Dans leur mémoire en réplique, les parties demanderesse et intervenante font valoir que l’APL ne constituerait pas une aide équivalente aux aides financières pour études supérieures, critiquent le quantum des sommes déduites et insistent sur le caractère discriminatoire des dispositions anti-cumul.
Dans son mémoire en duplique, la partie étatique réfute l’argumentation des parties demanderesse et intervenante présentée dans le mémoire en réplique, suivant laquelle seule la bourse de mobilité viserait les frais relatifs au logement et suivant laquelle la bourse de base ne ferait aucune référence à la prise en charge des frais de logement. Elle souligne que les critères d’application de la bourse de mobilité seraient différents de ceux de l’APL. En vertu des dispositions légales françaises, l’APL serait attribuée aux personnes locataires d’un logement conventionné et ayant leur résidence principale en France, de manière qu’un étudiant français décidant de s’installer à son propre compte dans la même ville que celle où habitent ses parents aurait droit à cette aide, ce qui ne serait pas le cas de la bourse luxembourgeoise de mobilité visant à encourager les étudiants à s’installer en dehors des frontières nationales du pays de résidence du ménage dont ils font partie. Il s’ensuivrait qu’il y aurait de nombreux étudiants ne remplissant pas les critères d’attribution de la bourse de mobilité devant tout de même supporter les coûts liés à un logement. L’étudiant résidant au Luxembourg qui poursuit ses études au Luxembourg et qui décide de s’installer à son propre compte n’aurait pas droit à la bourse de mobilité, de sorte que la bourse de base servirait à couvrir, en partie, ces frais de logement. Dès lors, pour les étudiants n’ayant pas droit à la bourse de mobilité, la bourse de base couvrirait les frais liés au logement, qui représenteraient la majeure partie des dépenses de l’étudiant. La partie étatique en conclut que la bourse de mobilité ainsi que la bourse de base constitueraient des aides équivalentes à l’APL, de sorte que ce serait à bon droit que l’Etat a déduit ces aides du montant de l’aide financière pour études supérieures.
La partie étatique réfute encore l’argumentation des parties demanderesse et intervenante suivant laquelle de nombreux étudiants ne toucheraient pas l’APL pendant toute la durée de l’année.
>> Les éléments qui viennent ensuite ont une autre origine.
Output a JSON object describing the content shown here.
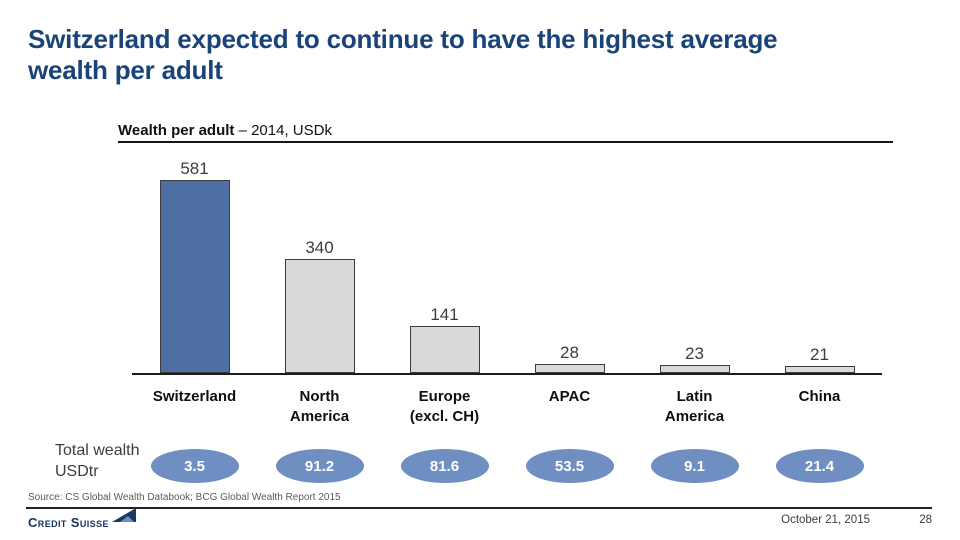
{
  "slide": {
    "title": "Switzerland expected to continue to have the highest average\nwealth per adult",
    "source": "Source: CS Global Wealth Databook; BCG Global Wealth Report 2015",
    "footer": {
      "brand": "Credit Suisse",
      "date": "October 21, 2015",
      "page": "28"
    }
  },
  "chart_data": {
    "type": "bar",
    "title": "Wealth per adult – 2014, USDk",
    "title_bold": "Wealth per adult",
    "title_suffix": " – 2014, USDk",
    "categories": [
      "Switzerland",
      "North\nAmerica",
      "Europe\n(excl. CH)",
      "APAC",
      "Latin\nAmerica",
      "China"
    ],
    "values": [
      581,
      340,
      141,
      28,
      23,
      21
    ],
    "ylim": [
      0,
      600
    ],
    "grid": false,
    "legend": "none",
    "highlight_index": 0,
    "colors": {
      "highlight_bar": "#4d6fa3",
      "bar": "#d9d9d9",
      "ellipse": "#6f8ec1",
      "title_navy": "#1a4379"
    },
    "secondary_row": {
      "label": "Total wealth\nUSDtr",
      "unit": "USDtr",
      "values": [
        "3.5",
        "91.2",
        "81.6",
        "53.5",
        "9.1",
        "21.4"
      ]
    }
  }
}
Avant d’examiner la question de la conformité de l’article 8 de la loi du 24 juillet 2014, disposition sur laquelle les décisions litigieuses sont fondées, aux principes de non-
discrimination et d’égalité de traitement invoqués par les parties demanderesse et intervenante, il convient d’examiner la portée de cette disposition et plus particulièrement la question de la notion d’aide équivalente au sens du point a) de l’article 8 de la loi du 24 juillet 2014 sur lequel sont fondées les décisions litigieuses.
Le tribunal relève en effet que si, suivant le libellé de la décision faisant l’objet du présent recours ainsi que suivant les termes de la décision confirmative sur recours gracieux, l’application par l’Etat des dispositions anti-cumul inscrites à l’article 8, précité, semble se rattacher au point b) dudit article, le ministre s’étant référé à la notion « d’autre avantage », avec la précision qu’il s’agit des « avantages financiers perçus dans [le] pays de résidence […] », suivant les explications de la partie étatique fournies au cours de la présente instance, la décision est fondée sur les dispositions du point a) de l’article 8, précité, en ce que l’APL allouée en France serait à considérer comme une aide équivalente au sens de cette disposition, de sorte qu’il convient de prime abord d’examiner, au regard des contestations afférentes de la partie demanderesse, la question de l’applicabilité de cette disposition, menant à la question de la qualification de l’APL touchée en France.
L’article 8 de la loi du 24 juillet 2014, intitulé « Dispositions anticumul », et prévoyant des dispositions tendant à éviter le cumul des aides financières pour études supérieures avec un certain nombre d’autres aides ou avantages accordées, dispose ce qui suit : « L’aide financière allouée sur base de la présente loi n’est pas cumulable avec les avantages suivants:
a) les aides financières pour études supérieures et autres aides équivalentes attribuables dans l’Etat de la résidence de l’étudiant;
b) tout avantage financier découlant du fait que le demandeur est un étudiant au sens de la présente loi.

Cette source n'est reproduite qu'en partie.